Actualizing STEM Potential in the Mississippi Delta
Description
This project will advance efforts of the Innovative Technology Experiences for Students and Teachers (ITEST) program to better understand and promote practices that increase students' motivations and capacities to pursue careers in fields of science, technology, engineering, or mathematics (STEM) by investigating the effectiveness of an existing collaborative robotics program. The program will positively influence the engineering self-efficacy and orientation to STEM majors with African American students living in an underserved region of the United States, the Mississippi Delta. Students in this program are immersed in engineering design activities requiring the application of science and mathematics principles. The program model includes pre-engineering courses in computer science, computer aided drafting, and electronics. These are designed and facilitated by university faculty. Undergraduate seniors are trained by faculty and then serve as mentors. Engineering design activities, career orientation activities and robotics summer camps for elementary and middle school students are facilitated by high school faculty. At the beginning of the spring semester, students participate in an international robotics competition. This robotics program is year-long and occurs after school, and halfway through the year students enter their designs in a robotics competition. Beginning in the freshmen year, students are allowed to remain in the program throughout their years in high school. An understanding of the components that positively influence the African American students' beliefs about their abilities in STEM disciplines and their perceptions of their identification with STEM could be useful for understanding and decreasing the gap in STEM majors that exists with students from underserved populations in the United States.
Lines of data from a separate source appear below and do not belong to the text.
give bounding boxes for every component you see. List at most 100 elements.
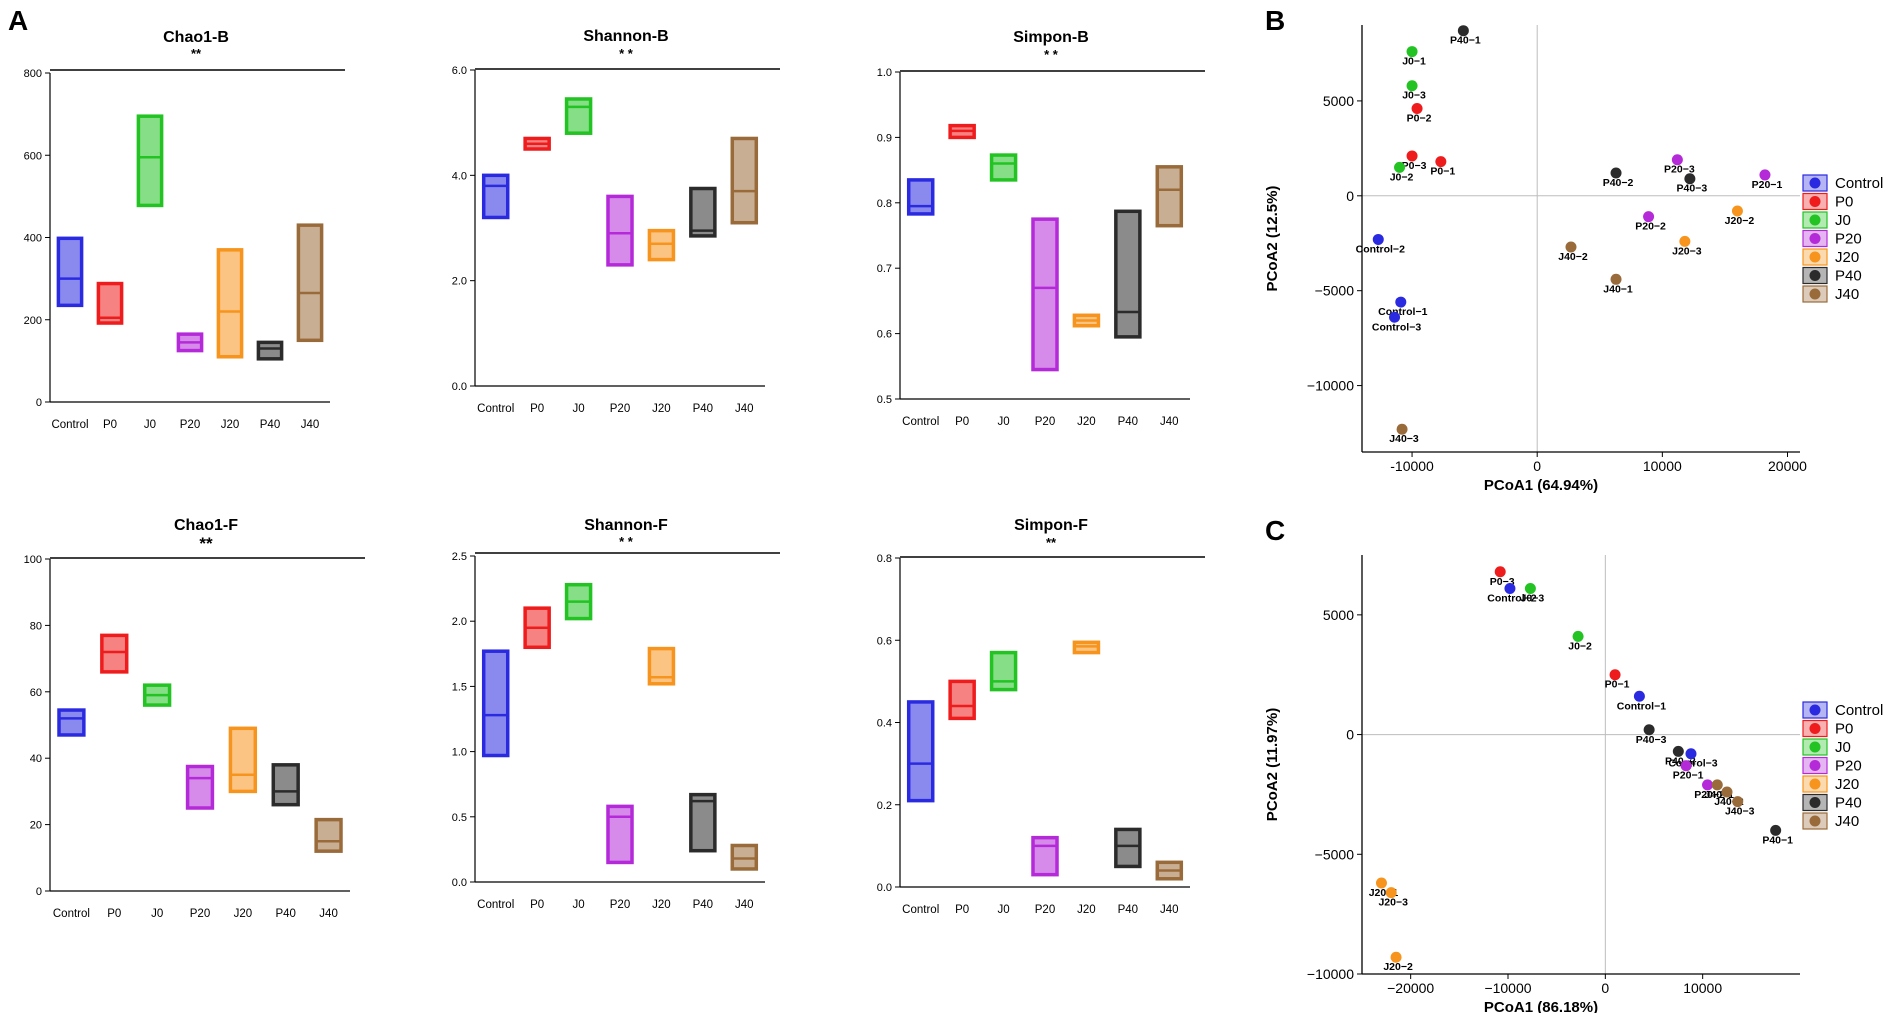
point-P20 (1671, 154, 1683, 166)
y-tick-label: 0 (36, 397, 42, 409)
point-J20 (1375, 877, 1387, 889)
legend-dot-Control (1809, 177, 1821, 189)
point-J0 (1406, 46, 1418, 58)
significance-marker: * * (1044, 47, 1059, 62)
y-tick-label: 40 (30, 753, 42, 765)
x-tick-label: P40 (275, 908, 295, 920)
legend-label-Control: Control (1835, 175, 1883, 192)
pcoa-plot-B: -10000 0 10000 20000 −10000 −5000 0 5000 PCoA1 (… (1264, 25, 1883, 494)
x-tick-label: P20 (1035, 904, 1055, 916)
box-P20 (1031, 835, 1059, 877)
y-tick-label: 0.8 (877, 553, 892, 565)
y-tick-label: −5000 (1315, 283, 1355, 299)
point-J0 (1406, 80, 1418, 92)
x-tick-label: P0 (955, 904, 969, 916)
legend-label-J20: J20 (1835, 776, 1859, 793)
box-J20 (647, 228, 676, 262)
point-label: J0−3 (1402, 90, 1426, 102)
chart-title: Chao1-B (163, 29, 229, 46)
y-tick-label: 0.2 (877, 800, 892, 812)
y-tick-label: 100 (24, 554, 42, 566)
x-tick-label: P20 (1035, 416, 1055, 428)
point-J40 (1565, 241, 1577, 253)
y-tick-label: −5000 (1315, 846, 1355, 862)
y-tick-label: 0.7 (877, 263, 892, 275)
y-tick-label: 6.0 (452, 65, 467, 77)
pcoa-plot-C: −20000 −10000 0 10000 −10000 −5000 0 5000 PCoA1 … (1264, 555, 1883, 1013)
y-tick-label: 2.5 (452, 551, 467, 563)
x-tick-label: Control (902, 416, 939, 428)
legend-label-J40: J40 (1835, 813, 1859, 830)
point-J20 (1679, 235, 1691, 247)
x-tick-label: J40 (735, 899, 754, 911)
x-axis-title: PCoA1 (64.94%) (1484, 477, 1598, 494)
x-tick-label: P40 (1118, 904, 1138, 916)
box-J40 (296, 223, 324, 343)
x-tick-label: P0 (107, 908, 121, 920)
legend-label-J40: J40 (1835, 286, 1859, 303)
x-tick-label: P40 (693, 403, 713, 415)
y-tick-label: 60 (30, 687, 42, 699)
point-label: P0−2 (1407, 113, 1432, 125)
x-tick-label: J20 (652, 899, 671, 911)
point-label: P20−2 (1635, 221, 1666, 233)
x-tick-label: J0 (997, 416, 1009, 428)
point-label: P40−3 (1636, 734, 1667, 746)
point-label: P40−3 (1677, 183, 1708, 195)
x-tick-label: J40 (1160, 904, 1179, 916)
box-J40 (314, 817, 343, 853)
legend-label-P20: P20 (1835, 231, 1862, 248)
legend-dot-J40 (1809, 288, 1821, 300)
y-tick-label: 1.5 (452, 681, 467, 693)
point-J0 (1394, 161, 1406, 173)
point-label: J40−3 (1389, 433, 1419, 445)
x-tick-label: P20 (180, 419, 200, 431)
y-tick-label: 600 (24, 150, 42, 162)
box-P40 (1114, 209, 1142, 339)
chart-title: Simpon-F (1014, 517, 1088, 534)
x-tick-label: 20000 (1768, 458, 1807, 474)
y-tick-label: 800 (24, 68, 42, 80)
point-label: J40−3 (1725, 806, 1755, 818)
legend-dot-P0 (1809, 196, 1821, 207)
point-label: P0−1 (1430, 166, 1455, 178)
legend-dot-J0 (1809, 214, 1821, 226)
box-J0 (564, 97, 593, 135)
x-tick-label: -10000 (1390, 458, 1434, 474)
x-tick-label: P0 (955, 416, 969, 428)
point-P20 (1643, 211, 1655, 223)
y-axis-title: PCoA2 (12.5%) (1264, 186, 1281, 292)
point-label: Control−1 (1617, 700, 1666, 712)
legend-label-Control: Control (1835, 702, 1883, 719)
point-P20 (1680, 760, 1692, 772)
point-label: Control−1 (1378, 306, 1427, 318)
box-P20 (1031, 217, 1059, 372)
x-tick-label: Control (902, 904, 939, 916)
point-J40 (1721, 786, 1733, 798)
point-Control (1504, 583, 1516, 595)
box-P40 (256, 340, 284, 361)
box-P20 (606, 194, 634, 267)
point-P40 (1457, 25, 1469, 37)
y-tick-label: 80 (30, 620, 42, 632)
point-label: Control−2 (1487, 593, 1536, 605)
x-tick-label: 10000 (1643, 458, 1682, 474)
y-tick-label: −10000 (1307, 378, 1354, 394)
point-label: P0−1 (1605, 679, 1630, 691)
point-J40 (1396, 423, 1408, 435)
box-chart-3: Chao1-F** 0 20 40 60 80 100 Control P0 J0 P20 J20 P4… (24, 517, 365, 920)
x-tick-label: J0 (572, 899, 584, 911)
x-tick-label: P0 (530, 899, 544, 911)
chart-title: Simpon-B (1013, 29, 1089, 46)
point-Control (1685, 748, 1697, 760)
point-J40 (1711, 779, 1723, 791)
point-label: J20−2 (1383, 961, 1413, 973)
y-tick-label: 2.0 (452, 616, 467, 628)
y-tick-label: 0 (1346, 727, 1354, 743)
y-tick-label: 2.0 (452, 276, 467, 288)
x-tick-label: 10000 (1683, 980, 1722, 996)
box-Control (481, 173, 510, 220)
y-tick-label: 0.5 (877, 394, 892, 406)
box-P20 (606, 804, 634, 865)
This longitudinal mixed methods research study is designed to investigate the influence of engineering design and career orientation activities implemented in a collaborative robotics/pre-engineering program on African American students' self-efficacy, and scientific identity, to better understand factors influencing their achievement in STEM disciplines and orientation to STEM majors. This is a four year study, allowing the researchers to follow a group of students from freshman to the end of their senior year, so that key factors influencing the students' learning and achievement in the engineering course activities can be observed and documented during the peak years of decision making for college majors and careers. This study is unique in terms of its location and population of students, and because it is longitudinal and utilizes a mixed methods approach. While this study investigates the effectiveness of the program on the engineering self-efficacy, scientific identity and achievement of program objectives for students in this program, the findings of the study could also be valuable for informing initiatives devoted to increasing the numbers of students from other marginalized groups majoring in STEM fields. Quantitatively, this research employs pre and post measures to determine changes in students engineering self-efficacy and scientific identities. Qualitatively, field notes from classroom observations and interviews with the high school students provide data on specific program elements determined to be effective in positively influencing the African American students' achievement of program objectives and decisions to pursue STEM careers.